Highlights & Insights¶
- Theoretical guarantees for noise injection: Three theorems collectively justify the noise injection design—preserving a valid flow (Theorem 1), expanding coverage (Theorem 2), and constituting a proper distribution (Proposition 1). The theoretical foundation is rigorous and empirically effective.
- Offline-serves-online design philosophy: Rather than treating offline training in isolation, the method prepares for subsequent online fine-tuning from the outset by injecting noise to retain diversity. This forward-looking design philosophy is worth emulating.
- Adaptive temperature scheme is concise and elegant, using policy entropy as a closed-loop signal to regulate the exploration-exploitation trade-off without manual tuning.
Limitations & Future Work¶
- \(\eta\) is uniformly set to 0.1, without accounting for potentially different optimal noise magnitudes across tasks or states.
- Entropy estimation relies on GMM fitting, whose accuracy may degrade in extremely high-dimensional action spaces.
- Setting the number of candidate actions to half the action dimensionality is a heuristic rule lacking theoretical justification.
- Experiments are conducted primarily on locomotion and navigation tasks; effectiveness on fine-grained manipulation tasks remains unverified.
Related Work & Insights¶
- vs. FQL: FQL uses standard flow matching directly as the policy; FINO injects noise into the training objective to expand coverage. FINO significantly outperforms FQL after online fine-tuning, particularly on tasks requiring exploration.
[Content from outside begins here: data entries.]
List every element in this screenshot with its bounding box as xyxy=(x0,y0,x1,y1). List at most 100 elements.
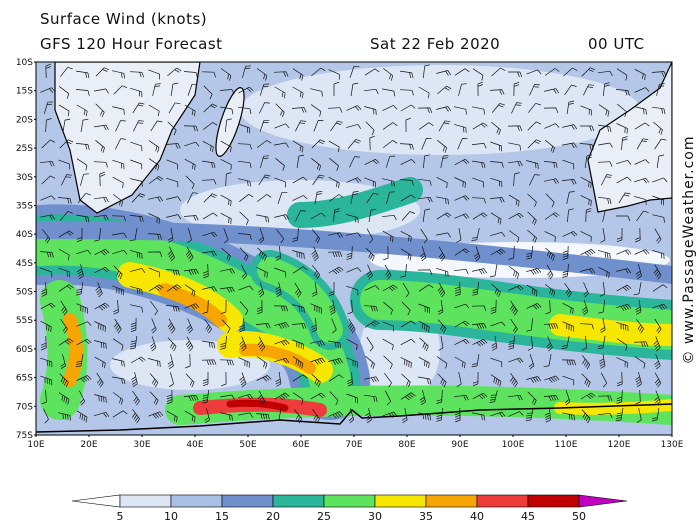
wind-barb xyxy=(132,102,145,114)
wind-barb xyxy=(274,177,286,188)
wind-barb xyxy=(202,212,218,220)
wind-barb xyxy=(600,318,606,333)
wind-barb xyxy=(383,355,393,370)
wind-barb xyxy=(274,267,287,278)
wind-barb xyxy=(274,142,289,148)
wind-barb xyxy=(489,197,505,203)
wind-barb xyxy=(508,212,524,220)
lon-label: 70E xyxy=(345,440,362,450)
wind-barb xyxy=(148,267,160,278)
wind-barb xyxy=(597,412,613,419)
wind-barb xyxy=(130,304,143,313)
wind-barb xyxy=(75,354,84,368)
wind-barb xyxy=(111,215,126,222)
wind-barb xyxy=(598,124,612,133)
wind-barb xyxy=(454,177,466,188)
wind-barb xyxy=(310,303,322,314)
wind-barb xyxy=(183,71,198,78)
wind-barb xyxy=(147,233,162,240)
wind-barb xyxy=(526,69,542,75)
wind-barb xyxy=(76,214,90,223)
wind-barb xyxy=(418,122,434,130)
wind-barb xyxy=(112,392,124,405)
wind-barb xyxy=(328,140,340,153)
wind-barb xyxy=(328,411,344,419)
wind-barb xyxy=(274,123,290,129)
colorbar-label: 5 xyxy=(117,510,124,523)
wind-barb xyxy=(654,228,662,244)
wind-barb xyxy=(366,192,379,204)
wind-barb xyxy=(634,356,646,369)
wind-barb xyxy=(472,268,487,275)
wind-barb xyxy=(529,84,540,96)
wind-barb xyxy=(507,125,523,132)
wind-barb xyxy=(634,68,646,81)
wind-barb xyxy=(312,408,320,424)
wind-barb xyxy=(652,195,664,206)
wind-barb xyxy=(652,249,665,260)
wind-barb xyxy=(130,250,143,259)
colorbar-segment xyxy=(374,494,427,508)
wind-barb xyxy=(220,158,232,170)
wind-barb xyxy=(149,391,159,406)
wind-barb xyxy=(513,81,520,97)
wind-barb xyxy=(219,89,235,95)
wind-barb xyxy=(60,354,66,370)
lat-label: 75S xyxy=(16,431,33,441)
wind-barb xyxy=(292,86,304,99)
wind-barb xyxy=(94,394,107,403)
wind-barb xyxy=(184,284,196,297)
wind-barb xyxy=(238,412,253,418)
wind-barb xyxy=(346,124,362,129)
wind-barb xyxy=(382,68,394,81)
wind-barb xyxy=(454,303,470,309)
wind-barb xyxy=(112,358,125,367)
band xyxy=(549,314,672,346)
wind-barb xyxy=(603,82,610,97)
wind-barb xyxy=(95,103,105,118)
wind-barb xyxy=(382,230,394,243)
wind-barb xyxy=(656,154,665,168)
wind-barb xyxy=(274,86,286,99)
wind-barb xyxy=(256,214,270,223)
wind-barb xyxy=(513,172,520,187)
wind-barb xyxy=(635,264,642,280)
wind-barb xyxy=(346,338,358,351)
wind-barb xyxy=(528,102,541,113)
wind-barb xyxy=(328,282,335,297)
wind-barb xyxy=(436,176,448,189)
wind-barb xyxy=(561,336,570,349)
wind-barb xyxy=(366,264,373,280)
wind-barb xyxy=(129,336,138,350)
calm-area xyxy=(240,65,640,155)
wind-barb xyxy=(310,104,322,117)
wind-barb xyxy=(562,375,575,386)
wind-barb xyxy=(39,251,54,258)
wind-barb xyxy=(564,390,571,406)
wind-barb xyxy=(346,177,362,183)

- vs. Cal-QL / RLPD: These methods do not employ generative models as policies. FINO leverages the expressive power of flow matching to achieve greater competitiveness on complex tasks.
- Transferable idea: The concept of enlarging distributional coverage via noise injection is transferable to other generative modeling scenarios, such as diffusion model fine-tuning and diversity enhancement in conditional generation.
Rating¶
- Novelty: ⭐⭐⭐⭐ — The idea of noise-injected flow matching is original and the theoretical analysis is rigorous.
- Experimental Thoroughness: ⭐⭐⭐⭐⭐ — 45 tasks, 10 seeds, multiple baselines, detailed ablations.
- Writing Quality: ⭐⭐⭐⭐ — Motivation is clear, theoretical derivations are complete, and extensive appendices provide additional support.
- Value: ⭐⭐⭐⭐ — Provides a practical, theoretically grounded solution for offline-to-online RL.